Many of the beneficiaries of reparations for those who were once slaves in this nation are unlikely to be familiar with Charles J. Ogletree Jr. However, whether or not they are aware of his identity, everyone who gains from potential reparations in the future or from any of the many legal and social theories regarding how Black people are treated in the United States would owe him a debt.
Ogletree, who spent the last few years of his life in Maryland, passed away from Alzheimer’s disease on Friday at the age of 70. But he spent the majority of his career at Harvard Law School, where he was a giant of a public intellectual and a professor.
He contributed to creating the legal framework that many believed would allow Black Americans to be compensated for the social and economic harm caused by the legacy of slavery.

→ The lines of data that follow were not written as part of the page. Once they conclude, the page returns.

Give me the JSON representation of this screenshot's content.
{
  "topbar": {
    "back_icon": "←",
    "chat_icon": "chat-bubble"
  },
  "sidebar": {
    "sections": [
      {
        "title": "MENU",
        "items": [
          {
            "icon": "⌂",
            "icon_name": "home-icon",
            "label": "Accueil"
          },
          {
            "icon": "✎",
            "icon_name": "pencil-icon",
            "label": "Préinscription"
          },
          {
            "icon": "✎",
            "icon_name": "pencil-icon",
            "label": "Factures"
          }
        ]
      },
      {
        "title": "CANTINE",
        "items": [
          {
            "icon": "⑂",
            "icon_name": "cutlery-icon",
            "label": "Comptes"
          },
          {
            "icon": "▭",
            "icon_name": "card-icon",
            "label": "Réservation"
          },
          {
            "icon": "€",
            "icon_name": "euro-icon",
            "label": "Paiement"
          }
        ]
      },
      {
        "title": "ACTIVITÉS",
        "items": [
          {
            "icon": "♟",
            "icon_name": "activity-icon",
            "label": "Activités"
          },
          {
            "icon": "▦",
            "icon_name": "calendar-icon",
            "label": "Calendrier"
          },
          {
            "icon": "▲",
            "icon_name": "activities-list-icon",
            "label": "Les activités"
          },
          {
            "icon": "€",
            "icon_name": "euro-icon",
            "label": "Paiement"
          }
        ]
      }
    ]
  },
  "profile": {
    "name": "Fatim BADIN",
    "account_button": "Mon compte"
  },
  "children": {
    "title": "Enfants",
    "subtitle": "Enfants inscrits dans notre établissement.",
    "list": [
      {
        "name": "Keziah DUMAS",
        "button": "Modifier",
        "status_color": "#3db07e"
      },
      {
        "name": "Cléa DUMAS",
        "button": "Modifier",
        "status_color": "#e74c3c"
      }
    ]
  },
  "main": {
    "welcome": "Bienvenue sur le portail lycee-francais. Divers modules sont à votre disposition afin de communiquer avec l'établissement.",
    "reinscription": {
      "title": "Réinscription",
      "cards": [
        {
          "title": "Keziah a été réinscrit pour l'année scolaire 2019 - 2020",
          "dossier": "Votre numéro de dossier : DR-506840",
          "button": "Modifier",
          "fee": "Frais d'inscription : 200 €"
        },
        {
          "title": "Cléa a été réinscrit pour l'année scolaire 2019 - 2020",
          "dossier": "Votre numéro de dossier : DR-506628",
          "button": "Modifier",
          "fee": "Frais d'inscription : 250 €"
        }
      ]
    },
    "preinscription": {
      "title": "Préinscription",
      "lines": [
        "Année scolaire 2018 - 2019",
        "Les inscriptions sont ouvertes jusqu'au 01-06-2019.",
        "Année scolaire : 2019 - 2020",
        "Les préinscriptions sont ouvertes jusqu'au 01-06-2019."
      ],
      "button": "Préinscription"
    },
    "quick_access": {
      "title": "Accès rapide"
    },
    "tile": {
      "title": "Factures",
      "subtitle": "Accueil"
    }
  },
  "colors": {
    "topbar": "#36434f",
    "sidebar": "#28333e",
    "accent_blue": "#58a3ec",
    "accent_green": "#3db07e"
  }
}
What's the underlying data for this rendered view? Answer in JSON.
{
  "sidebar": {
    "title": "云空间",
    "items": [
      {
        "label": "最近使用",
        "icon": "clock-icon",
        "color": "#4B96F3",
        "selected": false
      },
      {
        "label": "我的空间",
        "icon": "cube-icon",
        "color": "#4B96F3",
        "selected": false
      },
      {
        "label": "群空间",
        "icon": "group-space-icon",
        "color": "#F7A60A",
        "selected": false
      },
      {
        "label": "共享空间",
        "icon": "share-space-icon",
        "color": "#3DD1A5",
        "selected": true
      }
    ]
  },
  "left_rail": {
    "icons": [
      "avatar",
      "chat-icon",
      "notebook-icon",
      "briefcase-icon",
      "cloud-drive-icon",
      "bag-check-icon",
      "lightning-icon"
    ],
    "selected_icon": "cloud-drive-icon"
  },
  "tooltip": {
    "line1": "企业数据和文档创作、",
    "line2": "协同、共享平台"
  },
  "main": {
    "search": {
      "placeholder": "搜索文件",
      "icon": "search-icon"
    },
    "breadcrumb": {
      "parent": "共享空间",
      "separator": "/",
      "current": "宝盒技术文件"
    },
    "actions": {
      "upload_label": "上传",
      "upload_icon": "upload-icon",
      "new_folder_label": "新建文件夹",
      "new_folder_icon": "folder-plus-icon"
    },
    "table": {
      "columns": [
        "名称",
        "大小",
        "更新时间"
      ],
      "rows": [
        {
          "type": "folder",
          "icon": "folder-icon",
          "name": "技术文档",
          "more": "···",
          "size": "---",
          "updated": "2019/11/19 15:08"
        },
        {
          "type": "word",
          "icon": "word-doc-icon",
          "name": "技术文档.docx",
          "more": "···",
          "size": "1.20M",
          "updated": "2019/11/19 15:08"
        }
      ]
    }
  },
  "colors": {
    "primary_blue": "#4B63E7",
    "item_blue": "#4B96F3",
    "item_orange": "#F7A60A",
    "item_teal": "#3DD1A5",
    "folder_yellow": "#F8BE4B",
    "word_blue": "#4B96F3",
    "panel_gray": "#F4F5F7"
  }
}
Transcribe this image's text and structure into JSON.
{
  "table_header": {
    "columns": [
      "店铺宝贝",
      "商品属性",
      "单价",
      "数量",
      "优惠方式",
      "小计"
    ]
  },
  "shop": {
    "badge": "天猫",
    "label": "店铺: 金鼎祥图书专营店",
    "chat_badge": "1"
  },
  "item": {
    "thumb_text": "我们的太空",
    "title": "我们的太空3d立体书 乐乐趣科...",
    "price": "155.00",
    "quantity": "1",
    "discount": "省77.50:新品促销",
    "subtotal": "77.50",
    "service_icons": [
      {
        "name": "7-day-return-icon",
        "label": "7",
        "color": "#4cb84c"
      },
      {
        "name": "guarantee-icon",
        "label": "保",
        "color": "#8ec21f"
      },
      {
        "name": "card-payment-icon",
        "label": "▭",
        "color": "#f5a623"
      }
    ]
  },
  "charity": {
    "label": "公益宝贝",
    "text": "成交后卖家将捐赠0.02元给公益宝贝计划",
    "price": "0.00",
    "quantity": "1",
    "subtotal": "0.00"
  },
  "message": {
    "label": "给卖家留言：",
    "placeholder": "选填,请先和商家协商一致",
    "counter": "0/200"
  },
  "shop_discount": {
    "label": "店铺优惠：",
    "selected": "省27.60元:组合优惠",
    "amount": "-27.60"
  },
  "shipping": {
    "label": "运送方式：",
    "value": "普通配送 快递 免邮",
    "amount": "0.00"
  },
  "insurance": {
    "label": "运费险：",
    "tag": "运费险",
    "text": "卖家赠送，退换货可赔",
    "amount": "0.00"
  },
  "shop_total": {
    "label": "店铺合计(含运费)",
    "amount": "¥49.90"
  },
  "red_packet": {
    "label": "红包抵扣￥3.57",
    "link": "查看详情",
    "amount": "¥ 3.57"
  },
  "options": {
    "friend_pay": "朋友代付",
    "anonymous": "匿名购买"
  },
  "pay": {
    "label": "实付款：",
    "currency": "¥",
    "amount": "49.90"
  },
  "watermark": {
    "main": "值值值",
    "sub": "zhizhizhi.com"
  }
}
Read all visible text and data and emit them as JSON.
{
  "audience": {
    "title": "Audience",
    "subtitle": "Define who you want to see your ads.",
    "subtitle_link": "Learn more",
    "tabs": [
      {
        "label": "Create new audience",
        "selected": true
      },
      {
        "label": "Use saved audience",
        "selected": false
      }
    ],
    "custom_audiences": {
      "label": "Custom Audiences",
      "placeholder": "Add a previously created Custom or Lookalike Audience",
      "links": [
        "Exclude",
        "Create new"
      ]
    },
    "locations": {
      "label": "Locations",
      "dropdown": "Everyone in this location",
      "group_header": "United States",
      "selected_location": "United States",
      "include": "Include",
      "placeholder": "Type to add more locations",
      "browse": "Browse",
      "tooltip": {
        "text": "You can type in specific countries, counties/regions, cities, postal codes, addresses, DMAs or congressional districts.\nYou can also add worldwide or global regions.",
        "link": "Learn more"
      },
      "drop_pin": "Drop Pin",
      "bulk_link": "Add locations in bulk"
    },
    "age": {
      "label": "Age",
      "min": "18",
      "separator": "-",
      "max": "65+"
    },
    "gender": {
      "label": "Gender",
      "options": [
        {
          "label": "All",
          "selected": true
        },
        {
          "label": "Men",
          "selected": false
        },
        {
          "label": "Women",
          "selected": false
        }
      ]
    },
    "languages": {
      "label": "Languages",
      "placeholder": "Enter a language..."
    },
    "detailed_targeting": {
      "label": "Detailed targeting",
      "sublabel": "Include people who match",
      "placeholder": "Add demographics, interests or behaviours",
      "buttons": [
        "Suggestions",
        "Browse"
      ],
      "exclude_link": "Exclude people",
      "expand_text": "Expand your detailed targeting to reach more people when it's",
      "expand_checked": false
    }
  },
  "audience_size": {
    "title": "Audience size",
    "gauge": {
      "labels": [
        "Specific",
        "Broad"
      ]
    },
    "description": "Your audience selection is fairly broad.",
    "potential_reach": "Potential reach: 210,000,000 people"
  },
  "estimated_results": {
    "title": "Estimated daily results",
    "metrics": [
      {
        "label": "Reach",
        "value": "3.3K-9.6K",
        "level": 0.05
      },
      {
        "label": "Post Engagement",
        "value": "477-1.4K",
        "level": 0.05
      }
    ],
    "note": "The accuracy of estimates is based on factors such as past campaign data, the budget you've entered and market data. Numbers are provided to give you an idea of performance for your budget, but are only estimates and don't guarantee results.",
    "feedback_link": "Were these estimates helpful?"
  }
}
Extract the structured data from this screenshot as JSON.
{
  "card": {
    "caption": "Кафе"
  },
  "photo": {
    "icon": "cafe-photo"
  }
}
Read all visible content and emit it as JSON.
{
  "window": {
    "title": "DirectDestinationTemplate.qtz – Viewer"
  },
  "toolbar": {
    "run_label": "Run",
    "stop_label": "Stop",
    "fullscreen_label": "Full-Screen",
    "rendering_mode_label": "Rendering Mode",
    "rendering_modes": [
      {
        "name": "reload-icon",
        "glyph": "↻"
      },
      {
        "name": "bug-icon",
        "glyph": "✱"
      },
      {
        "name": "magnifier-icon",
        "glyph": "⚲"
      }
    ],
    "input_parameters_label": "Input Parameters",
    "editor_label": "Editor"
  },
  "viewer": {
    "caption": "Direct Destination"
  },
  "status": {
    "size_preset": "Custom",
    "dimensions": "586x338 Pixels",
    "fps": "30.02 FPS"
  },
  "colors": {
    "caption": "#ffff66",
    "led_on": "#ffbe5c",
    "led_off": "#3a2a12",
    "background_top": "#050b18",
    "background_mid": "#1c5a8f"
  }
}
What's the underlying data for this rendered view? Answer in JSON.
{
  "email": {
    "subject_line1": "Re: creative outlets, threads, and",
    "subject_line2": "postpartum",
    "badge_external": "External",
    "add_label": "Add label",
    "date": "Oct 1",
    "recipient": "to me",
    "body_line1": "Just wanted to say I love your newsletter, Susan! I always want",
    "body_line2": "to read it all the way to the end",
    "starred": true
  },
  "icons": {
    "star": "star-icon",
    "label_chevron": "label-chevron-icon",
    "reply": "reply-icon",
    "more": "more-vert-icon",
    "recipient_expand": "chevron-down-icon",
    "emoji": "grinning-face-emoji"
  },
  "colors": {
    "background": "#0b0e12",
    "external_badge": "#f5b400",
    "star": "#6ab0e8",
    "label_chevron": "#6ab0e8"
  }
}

He pushed for the same for the Tulsa Massacre survivors in 1921, a racially motivated riot in which a still-unknown number of Black neighborhood residents were killed in an armed confrontation with a white mob.
Ogletree, however, was more than just a legal thinker. He practiced law actively and was in demand. When Anita Hill, a legal expert herself, testified in front of senators during Clarence Thomas’s confirmation hearings for the Supreme Court that he had harassed her sexually, he stood up for her.
He was one of the attorneys who, before Tupac Shakur‘s passing, defended him in a number of court proceedings. He is recognized as one of the legal educators and mentors who impacted Barack and Michelle Obama. Earlier this year, the courthouse in his native Merced County, California, was given his name.
The Harvard Law School received a sizable archive of his writings and other materials from his family last year. The law school collaborated with The History Makers, an organization devoted to preserving significant African-American historical documents, to digitize the collection and make it available to the general public.